THE OLD TOWN OF HOI AN IS BEST BY NIGHT
Hoi An was an important trading port from the 15th to the 19th centuries and has had a major harbour since the 1st century. The town’s past has lent it a multicultural, cosmopolitan air which persists to this day thanks to the millions of tourists that flock here from as far afield as China, Korea, Japan, the USA, Europe, and Australia. Another legacy of Hoi An’s merchant past is its gorgeous architecture and history, which we soaked up with glee today. The city was even more beautiful by night, with multicoloured lanterns strung across every street and the river alive with people (tourists and locals alike) out for an evening stroll.
Given how hot and humid it can be here we were keen to start our sightseeing early; by 7:30am, therefore, so were already on the streets of Hoi An’s old town. Walking through the streets at that early hour was magical – there were hardly any one around and the lighting was surreal.
Strolling through the streets we saw elderly Vietnamese people going out for their morning walk; women out in the river harvesting morning glory*; and fishermen returning from their morning forays into the river delta.
*Variously known as morning glory, swamp cabbage, and river spinach, this green vegetable grows in watery environs and tastes great. It’s just important to note that this humble vegetable can exert a rather powerful laxative effect. Morning glory no kidding!
We wandered aimlessly for a while, losing ourselves amongst the weathered French colonial buildings and stopping for lots of photos along the way. Being a Sunday things were slow to get started, but gradually people began to emerge from their homes and shops started to open.

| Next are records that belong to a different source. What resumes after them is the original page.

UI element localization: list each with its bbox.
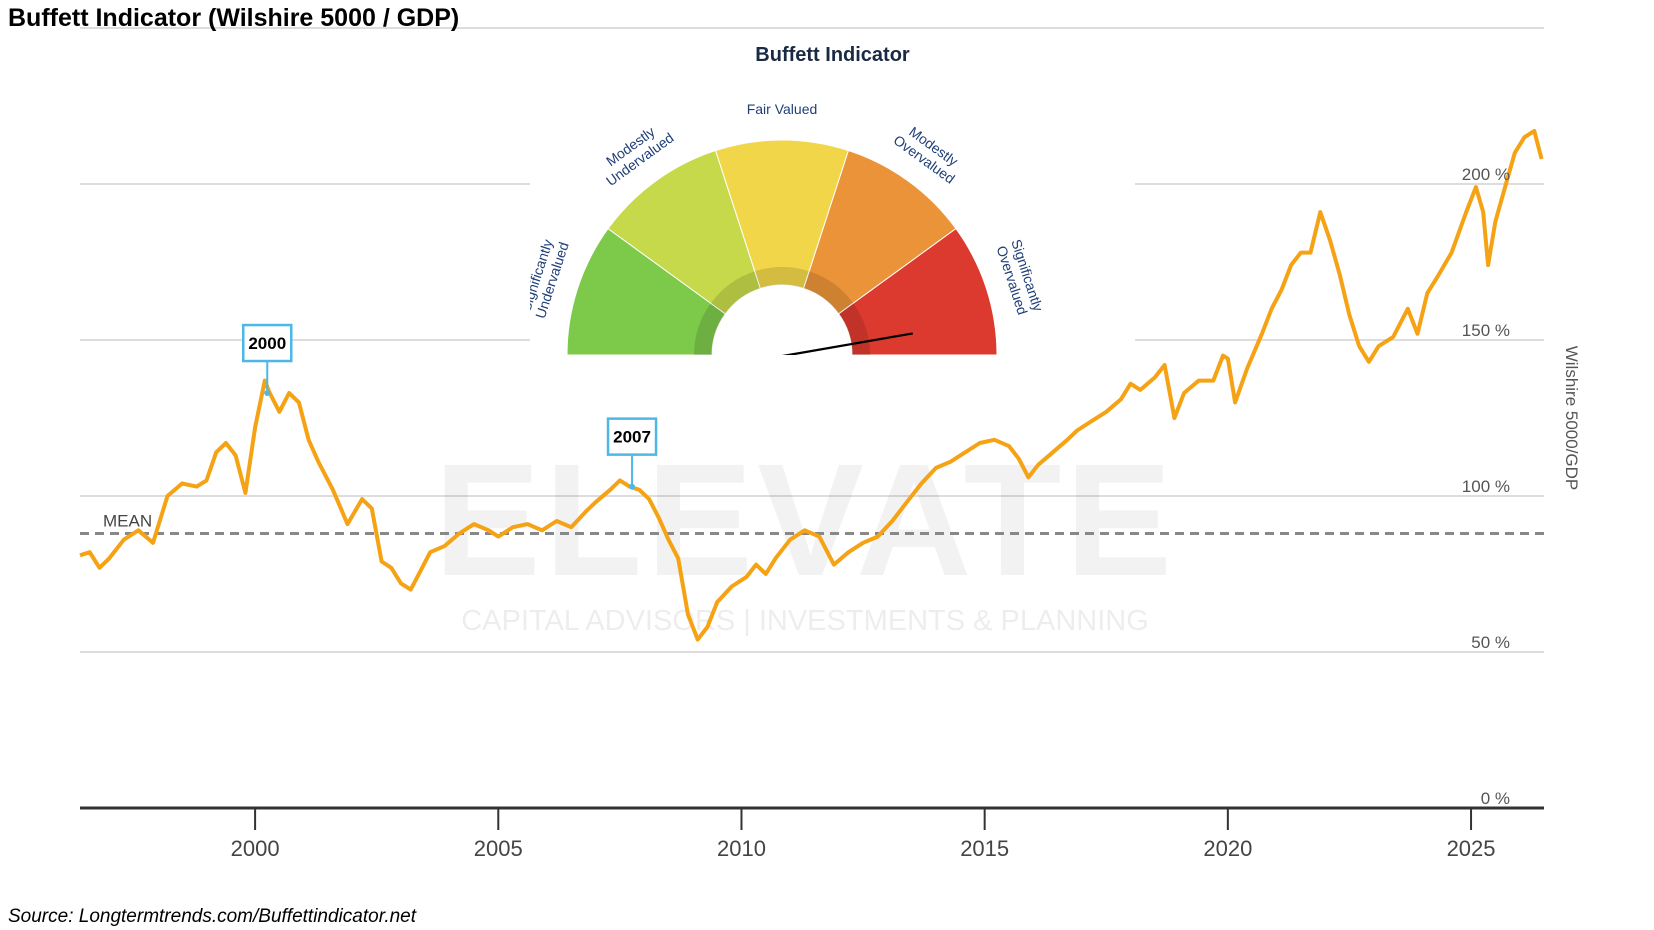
gauge-segment (607, 149, 761, 315)
callout-point (264, 390, 271, 397)
mean-line-group: MEAN (80, 511, 1544, 535)
y-tick-label: 150 % (1462, 321, 1510, 340)
mean-label: MEAN (103, 511, 152, 530)
y-axis-label: Wilshire 5000/GDP (1562, 346, 1581, 491)
gauge-inner-ring (710, 271, 761, 314)
gauge-label-line: Fair Valued (747, 101, 818, 117)
series-group (79, 129, 1544, 642)
x-tick-label: 2015 (960, 836, 1009, 861)
gauge-segment (566, 227, 727, 356)
x-axis: 2000 2005 2010 2015 2020 2025 (80, 806, 1544, 861)
watermark-main: ELEVATE (434, 430, 1176, 609)
watermark-sub: CAPITAL ADVISORS | INVESTMENTS & PLANNIN… (461, 605, 1149, 637)
series-line (79, 129, 1544, 642)
y-tick-label: 50 % (1471, 633, 1510, 652)
y-tick-label: 0 % (1481, 789, 1510, 808)
x-tick-label: 2000 (231, 836, 280, 861)
callout-label: 2000 (248, 334, 286, 353)
callout-label: 2007 (613, 428, 651, 447)
x-tick-label: 2010 (717, 836, 766, 861)
y-tick-label: 200 % (1462, 165, 1510, 184)
y-tick-label: 100 % (1462, 477, 1510, 496)
gauge-label: Fair Valued (747, 101, 818, 117)
gauge-segment (803, 149, 957, 315)
callout-box (606, 417, 658, 456)
chart-title: Buffett Indicator (Wilshire 5000 / GDP) (8, 4, 460, 32)
gauge-needle (776, 332, 913, 359)
callout-point (629, 483, 636, 490)
gauge-panel: Buffett Indicator SignificantlyUndervalu… (517, 40, 1135, 423)
x-tick-label: 2005 (474, 836, 523, 861)
gauge-segment (837, 227, 998, 356)
y-axis-ticks: 0 % 50 % 100 % 150 % 200 % Wilshire 5000/GDP (1462, 165, 1581, 808)
gauge-label: SignificantlyUndervalued (530, 235, 572, 320)
gauge-label: SignificantlyOvervalued (993, 237, 1047, 318)
gauge-title: Buffett Indicator (755, 44, 910, 66)
callout-box (242, 323, 293, 363)
x-tick-label: 2025 (1447, 836, 1496, 861)
gauge-base-cover (530, 355, 1135, 375)
gauge-inner-ring (694, 303, 726, 355)
gauge-inner-ring (803, 271, 854, 314)
x-tick-label: 2020 (1203, 836, 1252, 861)
annotations: 2000 2007 (242, 323, 658, 490)
gauge-inner-ring (754, 267, 810, 289)
source-note: Source: Longtermtrends.com/Buffettindica… (8, 906, 417, 927)
gauge: SignificantlyUndervaluedModestlyUnderval… (517, 101, 1135, 423)
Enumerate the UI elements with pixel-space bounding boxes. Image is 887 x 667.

Once things were open we ventured in to see the Quan Thang Old House. Like the Ty Kan Old House we saw yesterday, this traditional wooden house is owned by a family whose ancestors were wealthy merchants (the family still lives in the house but very generously open the front rooms to visitors).
The house is 300 years old and is very impressive, with detailed decorative carvings everywhere: on the beams, the roof, shutters, and even on the rafters. Many of the antique furnishings and homewares were also on display, adding to the home’s sense of history and prestige.
Not far from the Quan Thang Old House was the Museum of Folk Culture, a small museum dedicated to showcasing how the people of Hoi An would have lived and worked centuries ago. There were wooden threshers, shovels, ploughs, and fishing nets on display, with descriptions on how farmers and fishermen would have used them day-to-day.
There were also some great artefacts showcasing how silk weavers would have once worked to create the soft cloth Far East Asia is famous for. The traditional Vietnamese musical instrument display was also really interesting.
Our final historical site for the morning was Fujian temple, a simple place of worship dating back to 1690 and dedicated to Thien Hau – the goddess of sea who protects sailors from danger.
After a bit more strolling around we stopped at a local coffee shop for a morning caffeine hit, before continuing on to explore a bit more of the old town.
By the time it was lunch time we were hot and just about worn out. Lucky for us we weren’t far a little local place we had been recommended to try. Ho Lo Quan is a small, family-run place tucked down a side street, away from the main touristy parts of Hoi An and it is great! Despite the unassuming décor, the food was great – tasty, fresh, and delicious. Just how we like it!
Cooling down was a breeze at our AWESOME hotel* as we have a wonderful air-conditioned room and there’s a lovely little pool downstairs too. That’s where we spent the afternoon actually, lazing by/in the pool. Quite a nice way to spend a few hours really…
*All our hotels in Vietnam have, to this point, been incredibly comfortable and quite luxurious – especially compared to the simple guesthouses we stayed in around Laos.
The rumbling of our bellies eventually forced us away from the pool and back out into the streets. After dinner we spent our evening strolling back through the same streets we saw earlier, mesmerised by their transformation.
There were lanterns lit along every street and hundreds of people were gathered along the riverfront, enjoying the cool night air.
Along the river bank tiny little old ladies were selling candles in tiny paper rafts that you could buy and release into the river for good luck.
All in all our 2 days in Hoi An have been very relaxing – there’s not a huge amount to do here, but it’s such a lovely town that just being here has been great. The (relative) peace and quiet of Hoi An has been wonderful too – especially as we’re flying to Ho Chi Minh City (i.e. Saigon) tomorrow, where the honking of horns and chaos of Vietnamese city life will no doubt feel overwhelming by comparison!